The logrank test compares groups using an integrated weighted difference in hazards, rather than using survival times. The weight is proportional to the information about the difference at time \(t\) under a proportional hazards assumption.
It’s possible to construct two distributions where the survival curve for group 1 lies completely above the survival curve for group 2, but the hazard rate curves cross. It’s then clear which group is better for survival, but there’s a question as to whether the logrank test will agree
h1<-function(t) ifelse(t<5, .1,.5)
h2<-function(t) ifelse(t<5, .5, .1)
H1<-function(t) ifelse(t<5, t*.1, .5*(t-5)+.1*5)
H2<-function(t) ifelse(t<5, t*.5, .1*(t-5)+.5*5)
S1<-function(t) exp(-H1(t))
S2<-function(t) exp(-H2(t))
curve(h1(x),from=0 ,to=10,xlab="time",ylab="hazard")
curve(h2(x),add=TRUE,col="red")
curve(S1(x),from=0, to=10,xlab="time",ylab="Proportion surviving",ylim=c(0,1))
curve(S2(x),add=TRUE,col="red")
Under right censoring, it’s fairly clear that the information is strictly decreasing in \(t\), so you’d expect the logrank test to agree with the ordering of survival curves.

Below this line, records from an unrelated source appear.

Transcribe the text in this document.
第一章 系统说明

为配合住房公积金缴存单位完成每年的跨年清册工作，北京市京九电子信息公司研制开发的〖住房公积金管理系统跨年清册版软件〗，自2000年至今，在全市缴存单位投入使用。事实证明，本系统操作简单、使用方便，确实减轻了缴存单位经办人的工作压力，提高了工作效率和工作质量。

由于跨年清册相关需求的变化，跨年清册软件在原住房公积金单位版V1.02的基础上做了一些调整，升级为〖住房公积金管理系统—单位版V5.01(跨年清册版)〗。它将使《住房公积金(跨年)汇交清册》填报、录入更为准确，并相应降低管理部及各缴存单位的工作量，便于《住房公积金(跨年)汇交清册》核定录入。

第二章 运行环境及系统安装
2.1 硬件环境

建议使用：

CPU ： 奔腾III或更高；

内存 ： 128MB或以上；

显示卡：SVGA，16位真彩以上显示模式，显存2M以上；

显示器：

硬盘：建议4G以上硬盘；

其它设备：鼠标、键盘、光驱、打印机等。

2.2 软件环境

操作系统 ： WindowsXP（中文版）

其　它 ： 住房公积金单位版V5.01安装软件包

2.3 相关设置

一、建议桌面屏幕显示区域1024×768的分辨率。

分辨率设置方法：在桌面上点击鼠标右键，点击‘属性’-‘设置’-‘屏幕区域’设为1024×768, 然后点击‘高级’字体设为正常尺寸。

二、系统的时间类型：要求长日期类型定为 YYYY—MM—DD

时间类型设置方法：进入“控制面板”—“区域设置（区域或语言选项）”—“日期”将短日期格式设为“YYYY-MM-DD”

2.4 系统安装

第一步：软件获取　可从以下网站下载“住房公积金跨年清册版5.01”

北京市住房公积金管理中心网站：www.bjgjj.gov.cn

It does; there’s a straightforward proof using integration by parts in the book by Fleming & Harrington.
With left truncation (late entry) things are much less clear. I learned about this possibility from Scott Emerson.

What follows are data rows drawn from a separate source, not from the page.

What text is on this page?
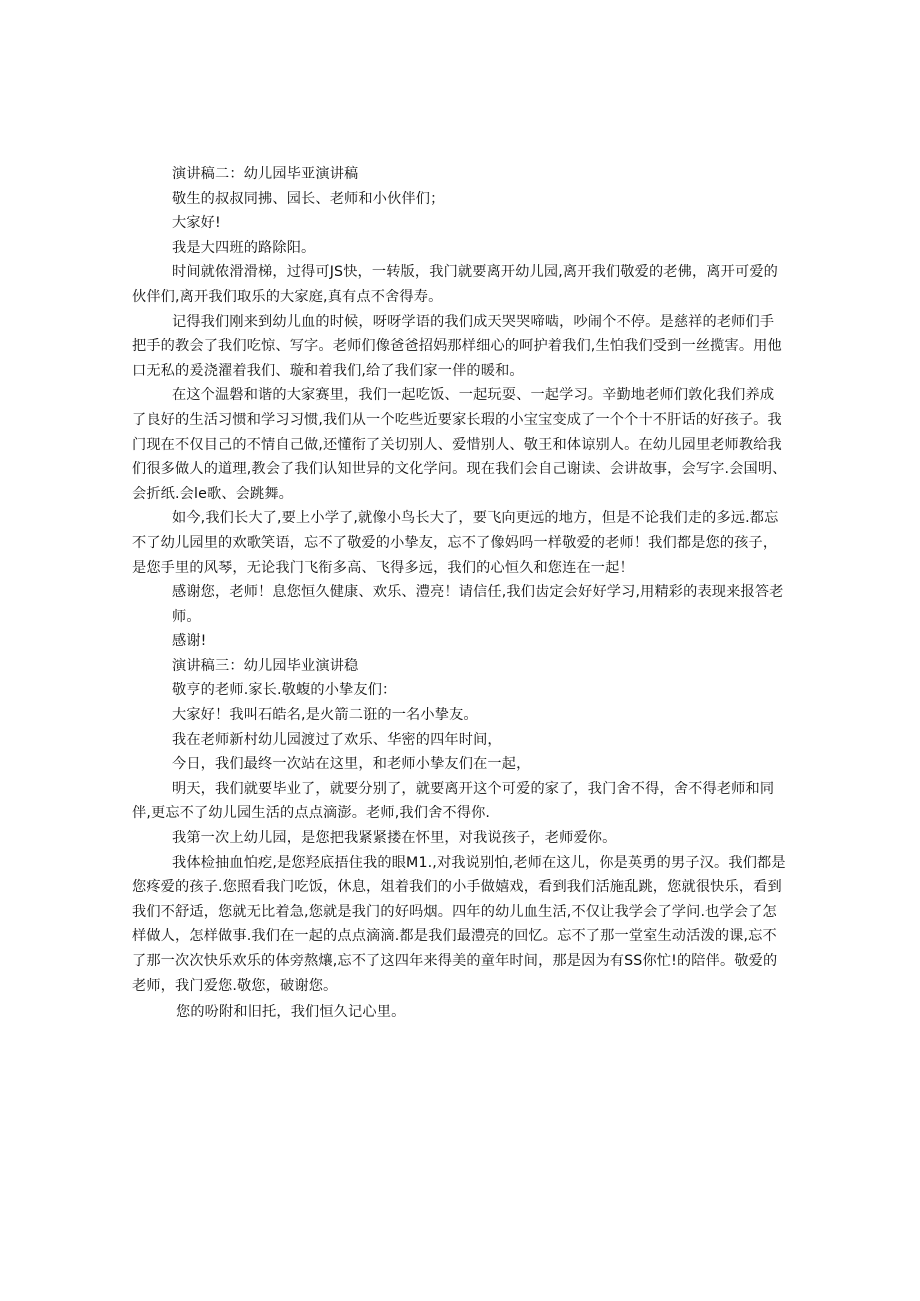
演讲稿二：幼儿园毕亚演讲稿

敬生的叔叔同拂、园长、老师和小伙伴们；

大家好!

我是大四班的路除阳。

时间就侬滑滑梯，过得可JS快，一转版，我门就要离开幼儿园,离开我们敬爱的老佛，离开可爱的伙伴们,离开我们取乐的大家庭,真有点不舍得寿。

记得我们刚来到幼儿血的时候，呀呀学语的我们成天哭哭啼啮，吵闹个不停。是慈祥的老师们手把手的教会了我们吃惊、写字。老师们像爸爸招妈那样细心的呵护着我们,生怕我们受到一丝揽害。用他口无私的爰浇濯着我们、璇和着我们,给了我们家一伴的暖和。

在这个温磐和谐的大家赛里，我们一起吃饭、一起玩耍、一起学习。辛勤地老师们敦化我们养成了良好的生活习惯和学习习惯,我们从一个吃些近要家长瑕的小宝宝变成了一个个十不肝话的好孩子。我门现在不仅目己的不情自己做,还懂衔了关切别人、爱惜别人、敬王和体谅别人。在幼儿园里老师教给我们很多做人的道理,教会了我们认知世异的文化学问。现在我们会自己谢读、会讲故事，会写字.会国明、会折纸.会le歌、会跳舞。

如今,我们长大了,要上小学了,就像小鸟长大了，要飞向更远的地方，但是不论我们走的多远.都忘不了幼儿园里的欢歌笑语，忘不了敬爱的小挚友，忘不了像妈吗一样敬爱的老师！我们都是您的孩子，是您手里的风琴，无论我门飞衔多高、飞得多远，我们的心恒久和您连在一起！

感谢您，老师！息您恒久健康、欢乐、澧亮！请信任,我们齿定会好好学习,用精彩的表现来报答老师。

感谢!

演讲稿三：幼儿园毕业演讲稳

敬亨的老师.家长.敬蝮的小挚友们：

大家好！我叫石皓名,是火箭二诳的一名小挚友。

我在老师新村幼儿园渡过了欢乐、华密的四年时间，

今日，我们最终一次站在这里，和老师小挚友们在一起，

明天，我们就要毕业了，就要分别了，就要离开这个可爱的家了，我门舍不得，舍不得老师和同伴,更忘不了幼儿园生活的点点滴澎。老师,我们舍不得你.

我第一次上幼儿园，是您把我紧紧搂在怀里，对我说孩子，老师爱你。

我体检抽血怕疙,是您羟底捂住我的眼M1.,对我说别怕,老师在这儿，你是英勇的男子汉。我们都是您疼爱的孩子.您照看我门吃饭，休息，俎着我们的小手做嬉戏，看到我们活施乱跳，您就很快乐，看到我们不舒适，您就无比着急,您就是我门的好吗烟。四年的幼儿血生活,不仅让我学会了学问.也学会了怎样做人，怎样做事.我们在一起的点点滴滴.都是我们最澧亮的回忆。忘不了那一堂室生动活泼的课,忘不了那一次次快乐欢乐的体旁熬爙,忘不了这四年来得美的童年时间，那是因为有SS你忙!的陪伴。敬爱的老师，我门爱您.敬您，破谢您。

您的吩附和旧托，我们恒久记心里。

We can generate data and independent left-truncation times, and look at the Kaplan-Meier estimators both with and without the left truncation:
library(survival)
## Warning: package 'survival' was built under R version 3.3.2
set.seed(2017-9-8)
times<-c(seq(0,29,length=1000),10*(3:10))
u1<-runif(1000)
t1<-sapply(u1, function(u) min(times[S1(times)<u]))
u2<-runif(1000)
t2<-sapply(u2, function(u) min(times[S2(times)<u]))
tt<-c(t1,t2)
ss<-rep(1,length(tt))
g<-rep(0:1,each=1000)
start<-runif(2000,0,5)+runif(2000,0,5)
d<-data.frame(start=start,time=tt,status=ss,group=g)
plot(survfit(Surv(time,status)~group, data=d), col=1:2)
plot(survfit(Surv(start,time,status)~group, data=subset(d, start<time)), col=1:2)
It’s clear that group 1 (black) is the group you want to be in.
Now, the survival
package doesn’t do the logrank test with left-truncated data, but it does do the score test for the Cox model, which is the same thing
First, without left truncation
summary(coxph(Surv(time,status)~group,data=d))
## Call:
## coxph(formula = Surv(time, status) ~ group, data = d)
##
## n= 2000, number of events= 2000
##
## coef exp(coef) se(coef) z Pr(>|z|)
## group 0.82942 2.29199 0.04737 17.51 <2e-16 ***
## ---
## Signif. codes: 0 '***' 0.001 '**' 0.01 '*' 0.05 '.' 0.1 ' ' 1
##
## exp(coef) exp(-coef) lower .95 upper .95
## group 2.292 0.4363 2.089 2.515
##
## Concordance= 0.651 (se = 0.006 )
## Rsquare= 0.139 (max possible= 1 )
## Likelihood ratio test= 299.2 on 1 df, p=0
## Wald test = 306.6 on 1 df, p=0
## Score (logrank) test = 320.4 on 1 df, p=0
Now, with:
summary(coxph(Surv(start, time,status)~group,data=subset(d,start<time)))
## Call:
## coxph(formula = Surv(start, time, status) ~ group, data = subset(d,
## start < time))
##
## n= 701, number of events= 701
##
## coef exp(coef) se(coef) z Pr(>|z|)
## group -0.5858 0.5566 0.1084 -5.405 6.49e-08 ***
## ---
## Signif. codes: 0 '***' 0.001 '**' 0.01 '*' 0.05 '.' 0.1 ' ' 1
##
## exp(coef) exp(-coef) lower .95 upper .95
## group 0.5566 1.796 0.4501 0.6884
##
## Concordance= 0.53 (se = 0.008 )
## Rsquare= 0.045 (max possible= 1 )
## Likelihood ratio test= 32.41 on 1 df, p=1.252e-08
## Wald test = 29.21 on 1 df, p=6.486e-08
## Score (logrank) test = 29.79 on 1 df, p=4.805e-08
The direction of the difference has reversed according to both the logrank test and the hazard ratio.
Like all rank tests, the logrank test (and the Cox model) are not transitive. What’s special about left truncation is that the logrank test (and the Cox model) aren’t transitive even when the distributions are stochastically ordered.